The most interesting sections interact with current events in the real world of football. To this end updates will be issued as the season progresses to ensure that player stats are kept updated, and you can play recreations of the weekend’s games complete with accurate line-ups and weather conditions. EA Sports Football Club will also offer up the odd challenge so you can take on dramatic scenarios from past games. The way real-life on-the-pitch action is threaded through the game is seriously impressive. This is EA Sports flexing its considerable licensing muscle.

Career Mode has been fleshed out a bit too, most notably with the opportunity to nab international roles, receive press conference and player feedback, and wheeler-deal your way around a tougher, more complicated transfer market. Plus there’s the addition of that most important of match day rituals - the classified football results.
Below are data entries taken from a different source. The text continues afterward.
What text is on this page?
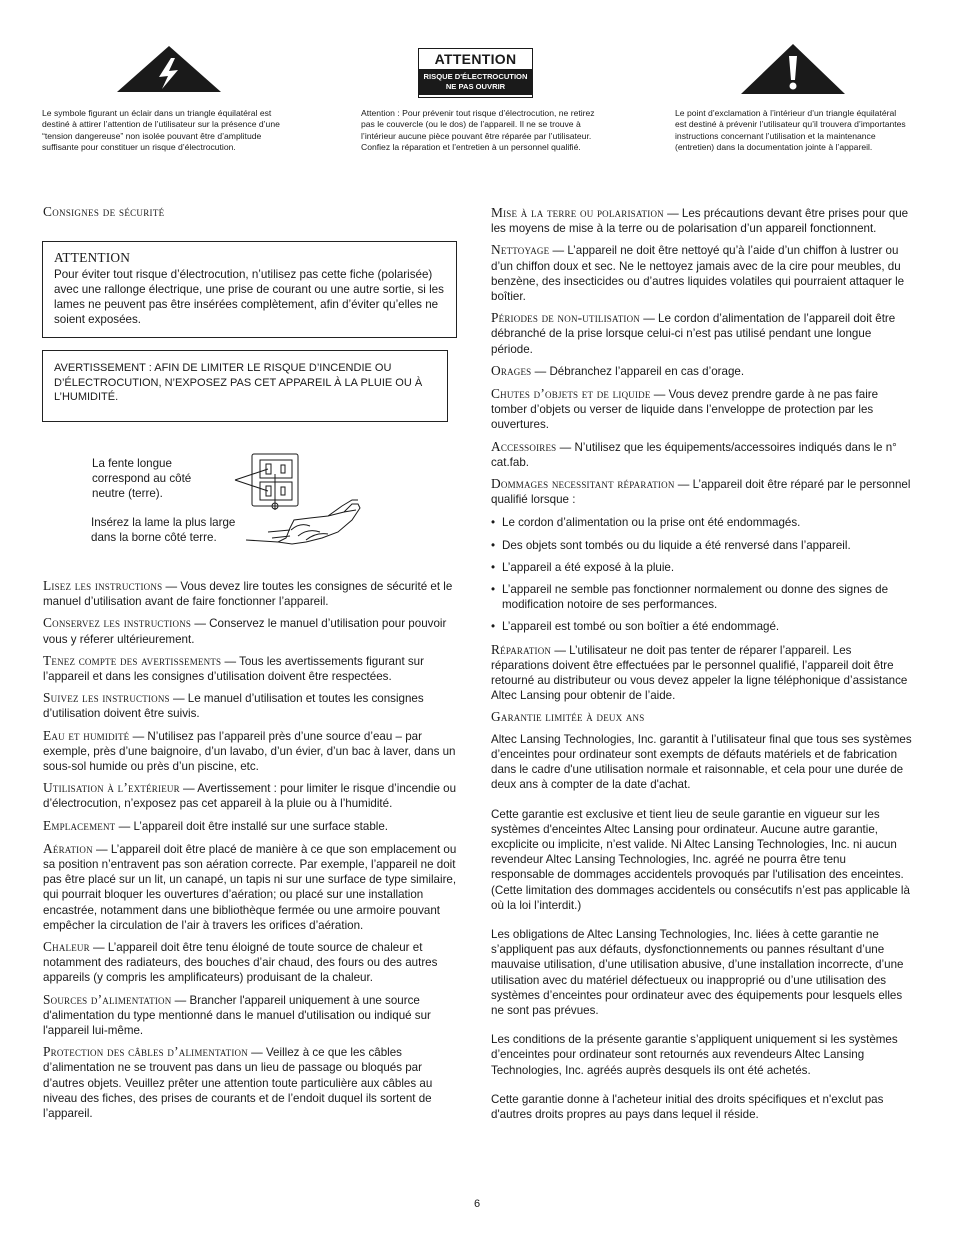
Le symbole figurant un éclair dans un triangle équilatéral est destiné à attirer l’attention de l’utilisateur sur la présence d’une “tension dangereuse” non isolée pouvant être d’amplitude suffisante pour constituer un risque d’électrocution.
ATTENTION
RISQUE D'ÉLECTROCUTION
NE PAS OUVRIR
Attention : Pour prévenir tout risque d’électrocution, ne retirez pas le couvercle (ou le dos) de l’appareil. Il ne se trouve à l’intérieur aucune pièce pouvant être réparée par l’utilisateur. Confiez la réparation et l’entretien à un personnel qualifié.
Le point d’exclamation à l’intérieur d’un triangle équilatéral est destiné à prévenir l’utilisateur qu’il trouvera d’importantes instructions concernant l’utilisation et la maintenance (entretien) dans la documentation jointe à l’appareil.
Consignes de sécurité
ATTENTION
Pour éviter tout risque d’électrocution, n’utilisez pas cette fiche (polarisée) avec une rallonge électrique, une prise de courant ou une autre sortie, si les lames ne peuvent pas être insérées complètement, afin d’éviter qu’elles ne soient exposées.
AVERTISSEMENT : AFIN DE LIMITER LE RISQUE D’INCENDIE OU D’ÉLECTROCUTION, N’EXPOSEZ PAS CET APPAREIL À LA PLUIE OU À L’HUMIDITÉ.
La fente longue correspond au côté neutre (terre).
Insérez la lame la plus large dans la borne côté terre.

Lisez les instructions — Vous devez lire toutes les consignes de sécurité et le manuel d’utilisation avant de faire fonctionner l’appareil.

Conservez les instructions — Conservez le manuel d’utilisation pour pouvoir vous y réferer ultérieurement.

Tenez compte des avertissements — Tous les avertissements figurant sur l’appareil et dans les consignes d’utilisation doivent être respectées.

Suivez les instructions — Le manuel d’utilisation et toutes les consignes d’utilisation doivent être suivis.

Eau et humidité — N’utilisez pas l’appareil près d’une source d’eau – par exemple, près d’une baignoire, d’un lavabo, d’un évier, d’un bac à laver, dans un sous-sol humide ou près d’un piscine, etc.

Utilisation à l’extérieur — Avertissement : pour limiter le risque d’incendie ou d’électrocution, n’exposez pas cet appareil à la pluie ou à l’humidité.

Emplacement — L’appareil doit être installé sur une surface stable.

Aération — L’appareil doit être placé de manière à ce que son emplacement ou sa position n’entravent pas son aération correcte. Par exemple, l’appareil ne doit pas être placé sur un lit, un canapé, un tapis ni sur une surface de type similaire, qui pourrait bloquer les ouvertures d’aération; ou placé sur une installation encastrée, notamment dans une bibliothèque fermée ou une armoire pouvant empêcher la circulation de l’air à travers les orifices d’aération.

Chaleur — L’appareil doit être tenu éloigné de toute source de chaleur et notamment des radiateurs, des bouches d’air chaud, des fours ou des autres appareils (y compris les amplificateurs) produisant de la chaleur.

Sources d’alimentation — Brancher l'appareil uniquement à une source d'alimentation du type mentionné dans le manuel d'utilisation ou indiqué sur l'appareil lui-même.

Protection des câbles d’alimentation — Veillez à ce que les câbles d’alimentation ne se trouvent pas dans un lieu de passage ou bloqués par d’autres objets. Veuillez prêter une attention toute particulière aux câbles au niveau des fiches, des prises de courants et de l’endoit duquel ils sortent de l’appareil.

Mise à la terre ou polarisation — Les précautions devant être prises pour que les moyens de mise à la terre ou de polarisation d’un appareil fonctionnent.

Nettoyage — L’appareil ne doit être nettoyé qu’à l’aide d’un chiffon à lustrer ou d’un chiffon doux et sec. Ne le nettoyez jamais avec de la cire pour meubles, du benzène, des insecticides ou d’autres liquides volatiles qui pourraient attaquer le boîtier.

Périodes de non-utilisation — Le cordon d’alimentation de l’appareil doit être débranché de la prise lorsque celui-ci n’est pas utilisé pendant une longue période.

Orages — Débranchez l’appareil en cas d’orage.

Chutes d’objets et de liquide — Vous devez prendre garde à ne pas faire tomber d’objets ou verser de liquide dans l’enveloppe de protection par les ouvertures.

Accessoires — N’utilisez que les équipements/accessoires indiqués dans le n° cat.fab.

Dommages necessitant réparation — L’appareil doit être réparé par le personnel qualifié lorsque :

• Le cordon d’alimentation ou la prise ont été endommagés.
• Des objets sont tombés ou du liquide a été renversé dans l’appareil.
• L’appareil a été exposé à la pluie.
• L’appareil ne semble pas fonctionner normalement ou donne des signes de modification notoire de ses performances.
• L’appareil est tombé ou son boîtier a été endommagé.

Réparation — L’utilisateur ne doit pas tenter de réparer l’appareil. Les réparations doivent être effectuées par le personnel qualifié, l’appareil doit être retourné au distributeur ou vous devez appeler la ligne téléphonique d’assistance Altec Lansing pour obtenir de l’aide.

Garantie limitée à deux ans

Altec Lansing Technologies, Inc. garantit à l’utilisateur final que tous ses systèmes d’enceintes pour ordinateur sont exempts de défauts matériels et de fabrication dans le cadre d'une utilisation normale et raisonnable, et cela pour une durée de deux ans à compter de la date d'achat.

Cette garantie est exclusive et tient lieu de seule garantie en vigueur sur les systèmes d'enceintes Altec Lansing pour ordinateur. Aucune autre garantie, excplicite ou implicite, n’est valide. Ni Altec Lansing Technologies, Inc. ni aucun revendeur Altec Lansing Technologies, Inc. agréé ne pourra être tenu responsable de dommages accidentels provoqués par l'utilisation des enceintes. (Cette limitation des dommages accidentels ou consécutifs n’est pas applicable là où la loi l’interdit.)

Les obligations de Altec Lansing Technologies, Inc. liées à cette garantie ne s’appliquent pas aux défauts, dysfonctionnements ou pannes résultant d’une mauvaise utilisation, d’une utilisation abusive, d’une installation incorrecte, d’une utilisation avec du matériel défectueux ou inapproprié ou d’une utilisation des systèmes d’enceintes pour ordinateur avec des équipements pour lesquels elles ne sont pas prévues.

Les conditions de la présente garantie s’appliquent uniquement si les systèmes d’enceintes pour ordinateur sont retournés aux revendeurs Altec Lansing Technologies, Inc. agréés auprès desquels ils ont été achetés.

Cette garantie donne à l'acheteur initial des droits spécifiques et n'exclut pas d'autres droits propres au pays dans lequel il réside.

6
Ultimate Team also gets an update. It’s a staggeringly compulsive mode that’s part RPG, part Pokemon and part Panini sticker collection. In addition to the swapping and selling designed to help you build towards your dream team, there’s both online and offline leagues, the ability to challenge the Team of the Week and a plethora of unlocks and levelling to contend with. It’s by far the game’s most addictive mode and if you want a rewarding experience beyond head-to-head matches with your mates, this is your ideal entry point.


Indeed there’s little fault to find with the range of experiences offered by FIFA 13. Even Skill Games, a set of challenges that see you navigating increasingly tough training ground exercises and obstacle courses, manage to offer a brilliantly entertaining diversion. You could lose hours making your way through them, despite their origin in simple loading screen distractions.

Kinect functionality also exists. You can make substitutions and various menu changes without having to pause the game, which some may find handy. It works, but I forgot all about it after the first time I used it. It’s a token gesture rather than a headline addition.

Similarly, the achievements are solid. Once the purveyor of terrifying lists, EA Sports has cooked up a decent spread of cheevos to push you around FIFA 13’s labyrinthine modes and options, with a few chucked in there to reward good play on the pitch. Of course there are also a couple that will take hours to snaffle up, but considering how much time fans invest in the game it’s only fitting.

So with a fast-paced, unpredictable game of football on the pitch and a range of impressive and compelling modes wrapped around it, there’s very little to dissuade you from investing in FIFA 13. A clear improvement over last year’s instalment (how long can we keep saying that before it rings hollow?), it’s undoubtedly the most enjoyable game of football you can have on a console.


With decent commentary that doesn’t immediately make you want to scoop your inner ear out through repetition, plus a dependably diverse soundtrack, FIFA 13’s audio package is solidly done.

It would seem there’s only so much room for improvement on this generation of tech, as both the crowds and the players look much the same as in FIFA 12. Only the next-gen will be able to offer a noticeable improvement. As good as it gets.

The refinement of the Impact Engine, plus the changes to first touch control, makes for a less predictable yet far more stable experience than last year. There are still very few games that offer such thrilling experiences, both online and off.

In terms of breadth FIFA’s set of modes are unbeatable. There’s a staggering array of ways to play the game, which along with a significantly deeper Ultimate Team mode will keep fans engaged for months. Even the Skill Games are great.

There’s little to fault in this year’s list aside from a general air of familiarity. It guides you through the game’s modes and chucks in a couple extra for on-pitch feats and pure dedication. Solid.

Retaining its position at the top of the league, FIFA 13 shows us yet again that EA Sports is the daddy of iterative improvements. It may not be a huge leap over FIFA 12, but it remains the very best football game available on consoles. An easy recommendation.